NLSQ as CMC Warm-Start Provider (v2.20.0)¶

The Problem: Cold-Start CMC Divergence¶

When CMC (Consensus Monte Carlo) starts from configuration initial values without NLSQ warm-start:

Root cause: NUTS adaptation wastes warmup iterations searching a 6+ order-of-magnitude parameter space when initial values are far from the posterior mode.
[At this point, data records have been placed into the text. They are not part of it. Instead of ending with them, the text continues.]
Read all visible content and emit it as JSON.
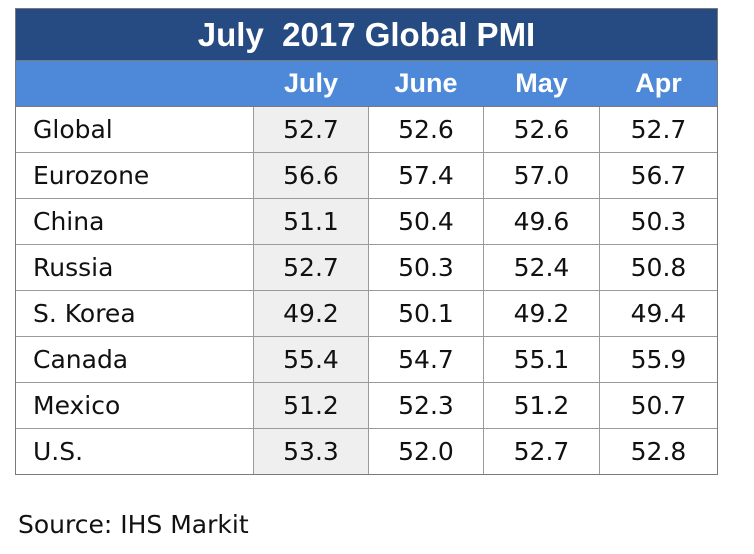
{
  "title": "July  2017 Global PMI",
  "source": "Source: IHS Markit",
  "colors": {
    "title_bg": "#254b82",
    "header_bg": "#4e88d8",
    "highlight_col": "#efefef"
  },
  "chart_data": {
    "type": "table",
    "title": "July  2017 Global PMI",
    "columns": [
      "",
      "July",
      "June",
      "May",
      "Apr"
    ],
    "rows": [
      {
        "label": "Global",
        "values": [
          "52.7",
          "52.6",
          "52.6",
          "52.7"
        ]
      },
      {
        "label": "Eurozone",
        "values": [
          "56.6",
          "57.4",
          "57.0",
          "56.7"
        ]
      },
      {
        "label": "China",
        "values": [
          "51.1",
          "50.4",
          "49.6",
          "50.3"
        ]
      },
      {
        "label": "Russia",
        "values": [
          "52.7",
          "50.3",
          "52.4",
          "50.8"
        ]
      },
      {
        "label": "S. Korea",
        "values": [
          "49.2",
          "50.1",
          "49.2",
          "49.4"
        ]
      },
      {
        "label": "Canada",
        "values": [
          "55.4",
          "54.7",
          "55.1",
          "55.9"
        ]
      },
      {
        "label": "Mexico",
        "values": [
          "51.2",
          "52.3",
          "51.2",
          "50.7"
        ]
      },
      {
        "label": "U.S.",
        "values": [
          "53.3",
          "52.0",
          "52.7",
          "52.8"
        ]
      }
    ]
  }
}
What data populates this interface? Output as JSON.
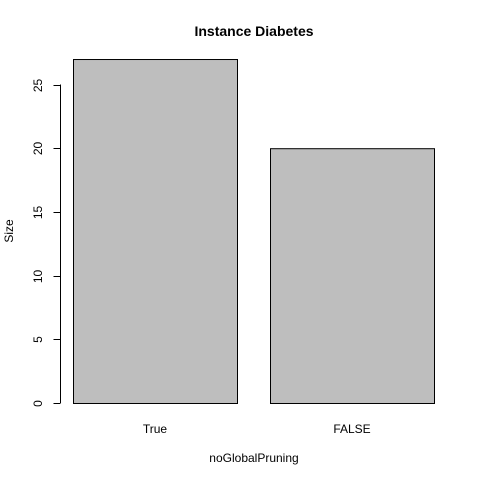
{
  "chart_data": {
    "type": "bar",
    "title": "Instance Diabetes",
    "xlabel": "noGlobalPruning",
    "ylabel": "Size",
    "categories": [
      "True",
      "FALSE"
    ],
    "values": [
      27,
      20
    ],
    "ylim": [
      0,
      27
    ],
    "y_ticks": [
      0,
      5,
      10,
      15,
      20,
      25
    ],
    "bar_fill": "#bebebe",
    "bar_stroke": "#000000",
    "grid": false,
    "legend": "none"
  }
}
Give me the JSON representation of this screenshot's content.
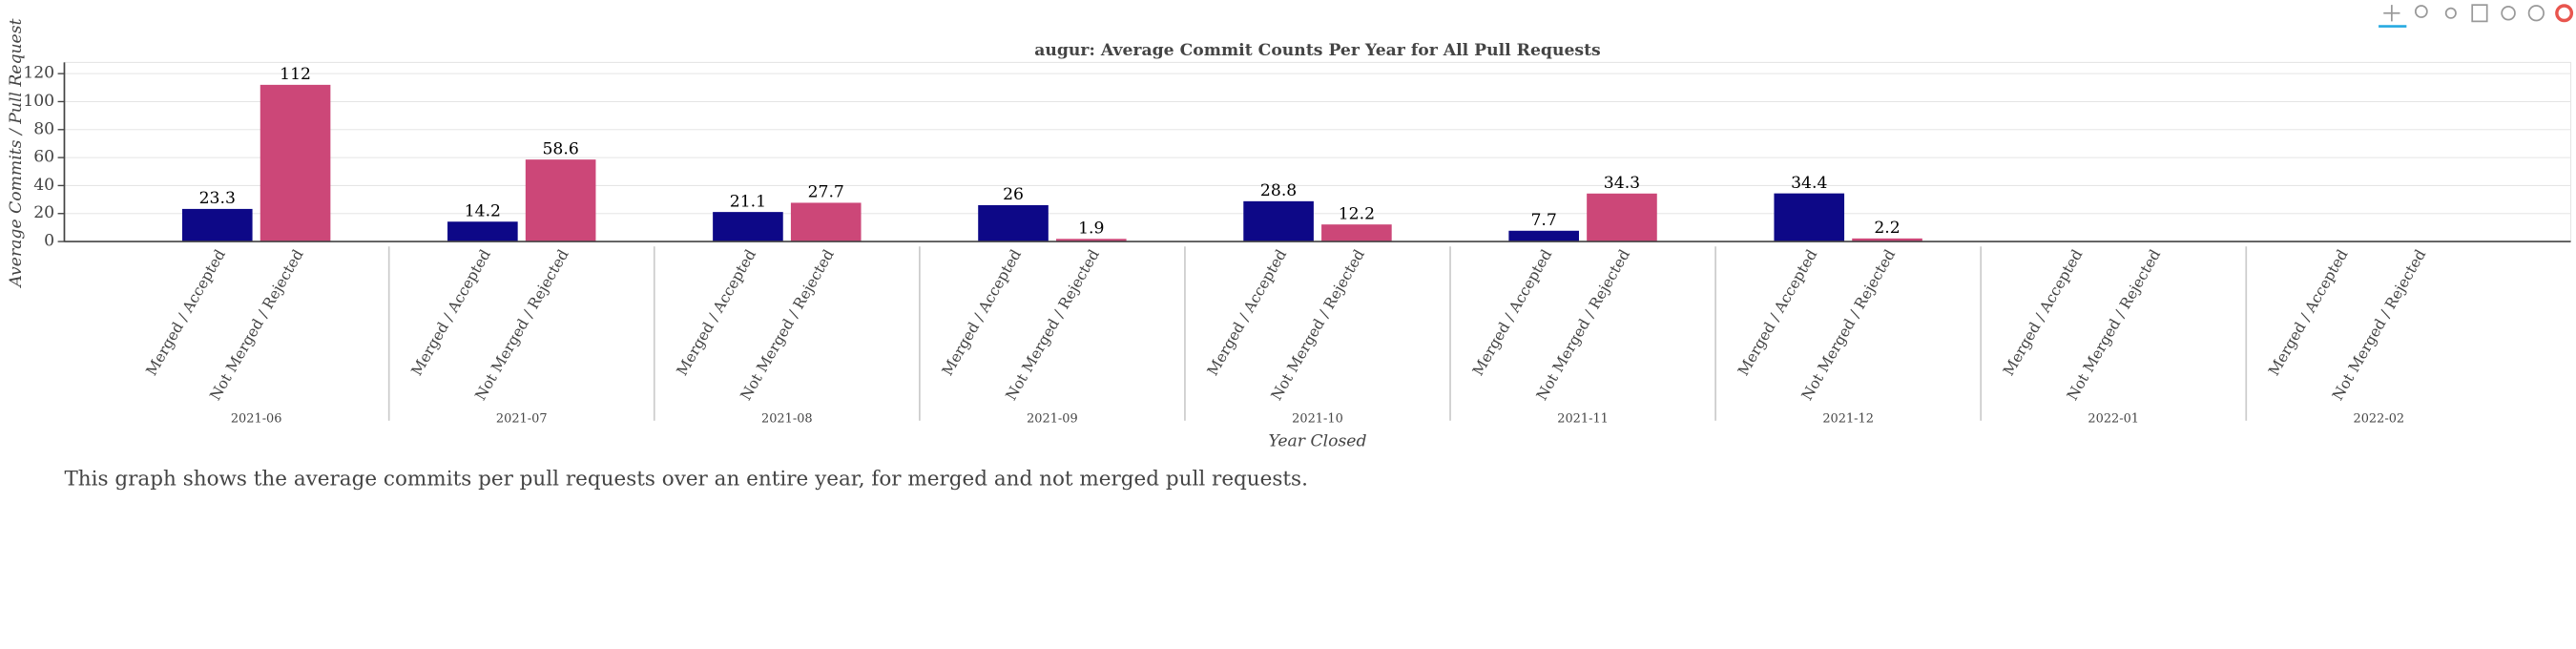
{
  "chart_data": {
    "type": "bar",
    "title": "augur: Average Commit Counts Per Year for All Pull Requests",
    "xlabel": "Year Closed",
    "ylabel": "Average Commits / Pull Request",
    "categories": [
      "2021-06",
      "2021-07",
      "2021-08",
      "2021-09",
      "2021-10",
      "2021-11",
      "2021-12",
      "2022-01",
      "2022-02"
    ],
    "series": [
      {
        "name": "Merged / Accepted",
        "color": "#0d0887",
        "values": [
          23.3,
          14.2,
          21.1,
          26,
          28.8,
          7.7,
          34.4,
          null,
          null
        ]
      },
      {
        "name": "Not Merged / Rejected",
        "color": "#cc4778",
        "values": [
          112,
          58.6,
          27.7,
          1.9,
          12.2,
          34.3,
          2.2,
          null,
          null
        ]
      }
    ],
    "ylim": [
      0,
      128
    ],
    "yticks": [
      0,
      20,
      40,
      60,
      80,
      100,
      120
    ],
    "grid": true,
    "description": "This graph shows the average commits per pull requests over an entire year, for merged and not merged pull requests."
  }
}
Automatic Warm-Start via CLI (v2.20.0)¶

┌───────────────────────────────────────────────────────────────────────────┐
│ CLI AUTOMATIC NLSQ→CMC WORKFLOW                                           │
│                                                                           │
│   User runs: homodyne --method cmc --config my_config.yaml               │
│                                                                           │
│   CLI internally:                                                        │
│   1. Runs fit_nlsq_jax(data, config) FIRST                               │
│   2. Extracts optimized parameters from NLSQ result                      │
│   3. Passes to fit_mcmc_jax(data, config, nlsq_result=nlsq_result)       │
│   4. CMC uses NLSQ parameters as initial values                          │
│                                                                           │
│   To disable (NOT RECOMMENDED):                                          │
│     homodyne --method cmc --no-nlsq-warmstart                            │
└───────────────────────────────────────────────────────────────────────────┘

API Usage¶

from homodyne.optimization.nlsq import fit_nlsq_jax
from homodyne.optimization.cmc import fit_mcmc_jax

# Step 1: Run NLSQ first
nlsq_result = fit_nlsq_jax(
    data=pooled_data,
    t1=t1_pooled,
    t2=t2_pooled,
    phi=phi_pooled,
    q=q,
    L=L,
    analysis_mode="laminar_flow",
    config=config.optimization.nlsq,
)

# Step 2: Pass NLSQ result to CMC for warm-start
cmc_result = fit_mcmc_jax(
    data=pooled_data,
    t1=t1_pooled,
    t2=t2_pooled,
    phi=phi_pooled,
    q=q,
    L=L,
    analysis_mode="laminar_flow",
    cmc_config=config.optimization.cmc,
    nlsq_result=nlsq_result,  # CRITICAL: Provides warm-start
)

Benefits of NLSQ Warm-Start¶

Reduced Divergences: ~28% → <5% divergence rate
Accurate Parameter Estimates: CMC results within 10-20% of NLSQ
Proper Uncertainties: No artificial precision from biased combination
Faster Convergence: NUTS adapts from near-mode instead of searching
Consistent Parameterization: NLSQ’s per_angle_mode propagates to CMC

NLSQ and Bimodal CMC Posteriors (v2.22.0)¶

When per-shard CMC posteriors are bimodal (e.g., D₀ ~19K and ~32K), NLSQ typically converges to one mode. Standard consensus MC averages both modes into a density trough, producing a z-score > 100 disagreement with NLSQ. Mode-aware consensus (v2.22.0) decomposes bimodal shards into per-component GMM statistics and runs consensus separately per mode cluster, preserving both physical solutions. The NLSQ result then matches one of the two consensus modes rather than disagreeing with a corrupted average.